The physical needs are a little more obvious, a little more intuitive, but I encourage you to take a moment this year to think about your kiddo’s mental needs as well. They’re walking back into school and back into peer pressure.
Peer pressure can be positive or negative, but in either case, your teen has the right to decide what their non-negotiables are this year. The best way to make sure your teen is equipped to handle peer pressure is to make sure they know about their own voice. It might be cliche, but communication really is key.
There are three forms of communication that your teen should be empowered to use before they walk back into that school building this year: peer, parent/teacher, and self.
The emotional quotient, or EQ, is all about how we feel. How does peer pressure make your child feel? How does talking to authority figures make them feel? Plan ahead with your child’s EQ in mind now and practice communication tactics—it can make all the difference.
1. Peer Communication
Peer pressure is inevitable, and again, there is a good and bad side to it. Pressure on how to look, on who to hang out with, and on how to act. School is one giant social cue waiting to happen, and that is a lot to handle during puberty!
Empower your child to set healthy boundaries of their own and to set up non-negotiables to guide them under this pressure. If someone encourages them to act or communicate in a way that compromises their boundaries, it’s okay to communicate how that makes them feel.
Practice makes perfect! Give your child some key phrases to say in the heat of the moment so they can avoid unnecessary confrontation. “Hey, that made me feel __. Please stop.”

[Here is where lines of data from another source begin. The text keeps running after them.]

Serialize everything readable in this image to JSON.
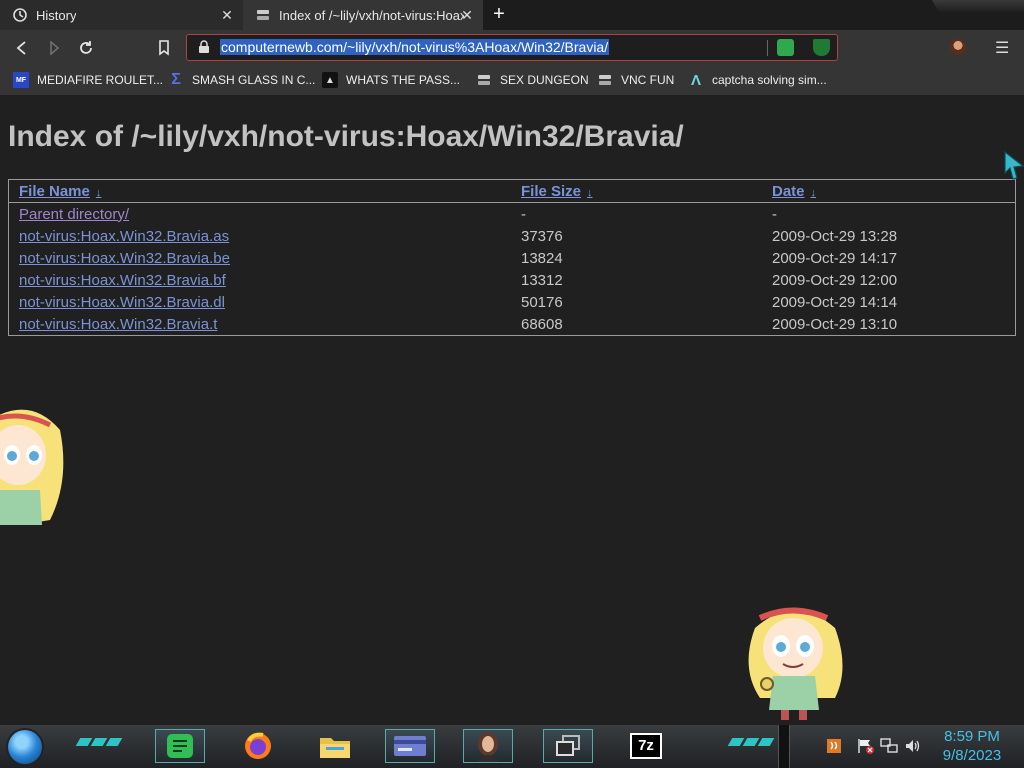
{
  "tabs": [
    {
      "label": "History",
      "icon": "history-icon",
      "active": false
    },
    {
      "label": "Index of /~lily/vxh/not-virus:Hoax/",
      "icon": "server-icon",
      "active": true
    }
  ],
  "toolbar": {
    "url": "computernewb.com/~lily/vxh/not-virus%3AHoax/Win32/Bravia/",
    "accent_color": "#b0413e"
  },
  "bookmarks": [
    {
      "label": "MEDIAFIRE ROULET...",
      "icon": "mediafire-icon"
    },
    {
      "label": "SMASH GLASS IN C...",
      "icon": "sigma-icon"
    },
    {
      "label": "WHATS THE PASS...",
      "icon": "bot-icon"
    },
    {
      "label": "SEX DUNGEON",
      "icon": "server-icon"
    },
    {
      "label": "VNC FUN",
      "icon": "server-icon"
    },
    {
      "label": "captcha solving sim...",
      "icon": "arrow-icon"
    }
  ],
  "page": {
    "title": "Index of /~lily/vxh/not-virus:Hoax/Win32/Bravia/",
    "columns": {
      "name": "File Name",
      "size": "File Size",
      "date": "Date",
      "sort_glyph": "↓"
    },
    "rows": [
      {
        "name": "Parent directory/",
        "size": "-",
        "date": "-"
      },
      {
        "name": "not-virus:Hoax.Win32.Bravia.as",
        "size": "37376",
        "date": "2009-Oct-29 13:28"
      },
      {
        "name": "not-virus:Hoax.Win32.Bravia.be",
        "size": "13824",
        "date": "2009-Oct-29 14:17"
      },
      {
        "name": "not-virus:Hoax.Win32.Bravia.bf",
        "size": "13312",
        "date": "2009-Oct-29 12:00"
      },
      {
        "name": "not-virus:Hoax.Win32.Bravia.dl",
        "size": "50176",
        "date": "2009-Oct-29 14:14"
      },
      {
        "name": "not-virus:Hoax.Win32.Bravia.t",
        "size": "68608",
        "date": "2009-Oct-29 13:10"
      }
    ],
    "link_color": "#7b93d6"
  },
  "taskbar": {
    "pinned": [
      "notes-app-icon",
      "firefox-icon",
      "file-explorer-icon",
      "card-app-icon",
      "portrait-app-icon",
      "window-switcher-icon",
      "7zip-icon"
    ],
    "sevenzip_label": "7z",
    "clock_time": "8:59 PM",
    "clock_date": "9/8/2023",
    "clock_color": "#45c0e8"
  }
}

2. Parent/Teacher Communication
The adults in a teen’s life are here to be resources, but we can get lost under the tidal wave of pressure these kiddos face. Emphasize that communication with a trusted adult is not tattle-taling or snitching; it’s upholding the boundaries your child sets for themselves.
And this doesn’t always have to be a ‘get so-and-so in trouble’ situation: sometimes it’s good to vent to an adult just to get things off their chest—no strings attached. Tell your child that the little voice inside of them is very smart, and it knows when something doesn’t feel right.
This is another great opportunity to practice together. Communicating with parents/teachers should be done calmly and with respect whenever possible to achieve the best, most direct results.
It may seem obvious to some of us adults, but clear and honest self-communication is so important. It’s that little voice again, the one that tells us how we feel and advises us how to act. Sometimes communication with ourselves is positive, but it can be negative too.
Talk about positive self-talk with your kiddos and empower them to be their own cheerleaders. Okay, maybe with a less cheesy spin: encourage them to be their own advocates. It’s healthy to give yourself a pat on the back and to second-guess yourself. It’s part of being human.
Self-communication happens a lot internally, but it can also be expressed externally! Writing in a journal, creating private audio diaries, and even drawing are all great ways for your teen to talk to themself and work out the issues they face.